In our vulnerability of wanting unconditional positive regard, we can often agree to conform because we develop a meaning perspective that tells us we simply "have to" when we hear a "have to" in the air because rejection hovers there as well. As in childhood, somehow all this coercion happens for our own good and serves a higher purpose. When we get told that something is happening for our good, we might understand that as implicitly saying that our end and our Thou have gone out of the situation. We also know that what follows will come out of creating a fear of loss in us and will continue to teach us how much we "have to" fear in order to live our lives in a proper, dominator, conformist way.
As with rebellious children, we have the power to say "No" to such coercion. All we have to do is deny that we fear the punishment the "have to" implicitly signifies. A student doesn't "have to" turn in a paper by the deadline (the word signifies not a very subtle threat) if the student doesn't care about the grade. If you don't fear the loss, you don't fear the "have to." Then you don't have to do what you are told. Ultimately the only absolute "have to" we face comes in death. We can always exercise our right and power in saying, as do children in rebellion: "Go ahead and hit me. You can't hurt me." For a child, the hurt has already happened, and that child has given up the hope for the unconditional and takes the highly conditional attention provided when the rebellious, insubordinate "No" is spoken.
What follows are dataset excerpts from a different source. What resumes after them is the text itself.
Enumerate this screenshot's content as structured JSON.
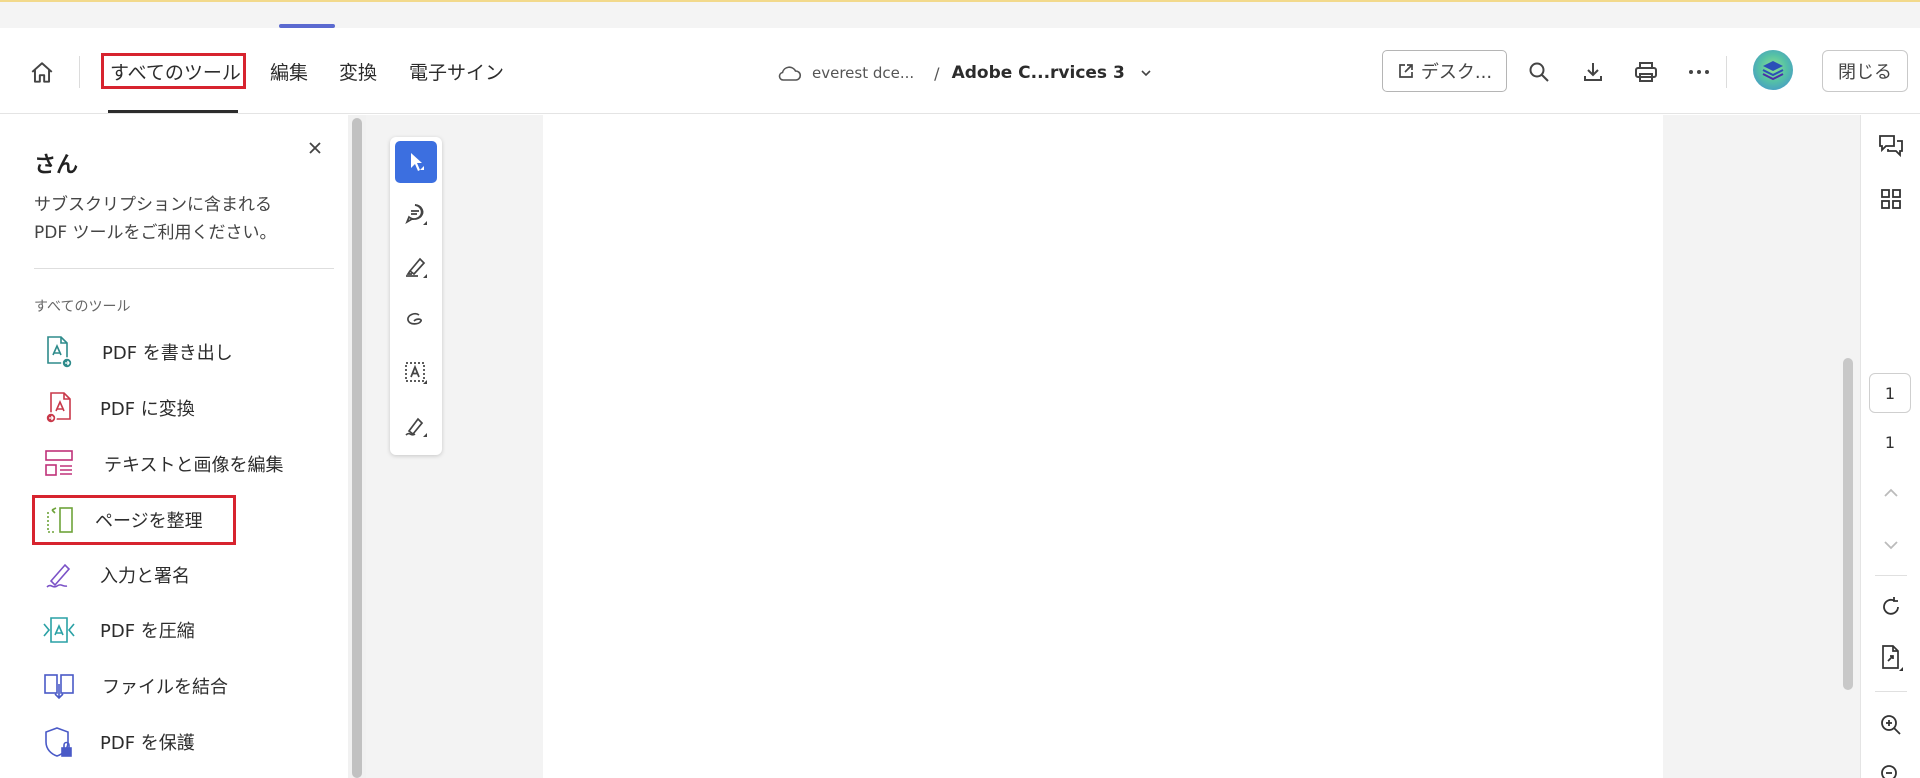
{
  "header": {
    "nav_tabs": [
      {
        "label": "すべてのツール",
        "active": true
      },
      {
        "label": "編集"
      },
      {
        "label": "変換"
      },
      {
        "label": "電子サイン"
      }
    ],
    "breadcrumb": {
      "root": "everest dce...",
      "separator": "/",
      "document": "Adobe C...rvices 3"
    },
    "desktop_button_label": "デスク...",
    "close_button_label": "閉じる",
    "icons": [
      "home-icon",
      "cloud-icon",
      "chevron-down-icon",
      "external-link-icon",
      "search-icon",
      "download-icon",
      "print-icon",
      "more-icon",
      "avatar"
    ]
  },
  "left_panel": {
    "greeting": "さん",
    "subtitle_line1": "サブスクリプションに含まれる",
    "subtitle_line2": "PDF ツールをご利用ください。",
    "section_title": "すべてのツール",
    "tools": [
      {
        "label": "PDF を書き出し",
        "icon": "export-pdf-icon"
      },
      {
        "label": "PDF に変換",
        "icon": "create-pdf-icon"
      },
      {
        "label": "テキストと画像を編集",
        "icon": "edit-text-image-icon"
      },
      {
        "label": "ページを整理",
        "icon": "organize-pages-icon",
        "highlighted": true
      },
      {
        "label": "入力と署名",
        "icon": "fill-sign-icon"
      },
      {
        "label": "PDF を圧縮",
        "icon": "compress-pdf-icon"
      },
      {
        "label": "ファイルを結合",
        "icon": "combine-files-icon"
      },
      {
        "label": "PDF を保護",
        "icon": "protect-pdf-icon"
      }
    ]
  },
  "quick_tools": [
    "select-cursor-icon",
    "comment-icon",
    "highlight-icon",
    "draw-icon",
    "text-select-icon",
    "sign-icon"
  ],
  "right_rail": {
    "current_page": "1",
    "total_pages": "1",
    "icons": [
      "comments-icon",
      "grid-icon",
      "chevron-up-icon",
      "chevron-down-icon",
      "rotate-icon",
      "page-extract-icon",
      "zoom-in-icon",
      "zoom-out-icon"
    ]
  },
  "colors": {
    "highlight_border": "#d7232f",
    "accent_blue": "#3c6fe0",
    "tab_indicator": "#5b6ad0"
  }
}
In the quest of aspiration, as with the search for the becoming self, we can find ourselves lost in a dark wood of "No." What leads us on into the quest and the search is some form our "Yes" to ourselves and to the world around us. Language that obscures choice can deflect us from that "Yes" even when we deny its immediate power by saying and acting out our "No." The other difficulty arises when we develop "No" into a primary meaning perspective. Such a "No" denies us real access to the becoming self because we wind up conforming to that "No" in situations where "No" distorts the situation and our response to it. We can become transfixed on "No" which makes it nearly impossible to say "Yes" to life in spite of everything. In a book called The Now Habit, Neil Fiore instructs us in getting past procrastination, a choice in life many own up to as something they "be." "I am a procrastinator," they say. In our internal dialogue when something appears a good thing to do, we tell ourselves that we "have to" do it. As soon as we say "have to," we say "No" in response: "You're not the boss of me" as the phrase goes. The "No" gets in the way of getting the thing done, and goes undone even in the face of a very real consequence. During a discussion of that very point, one student admitted that she had procrastinated writing a check for the electric company. She had the money and the checks, she just said "No" to having to write the check and send it. The electric company said "No" to her "No" and turned her power off and charged her a new hook-up fee. In saying "No" in that way, she and many others of us actually restrict our choices as much if not more than does the language that obscures choice. "No" often obscures choice in and of itself.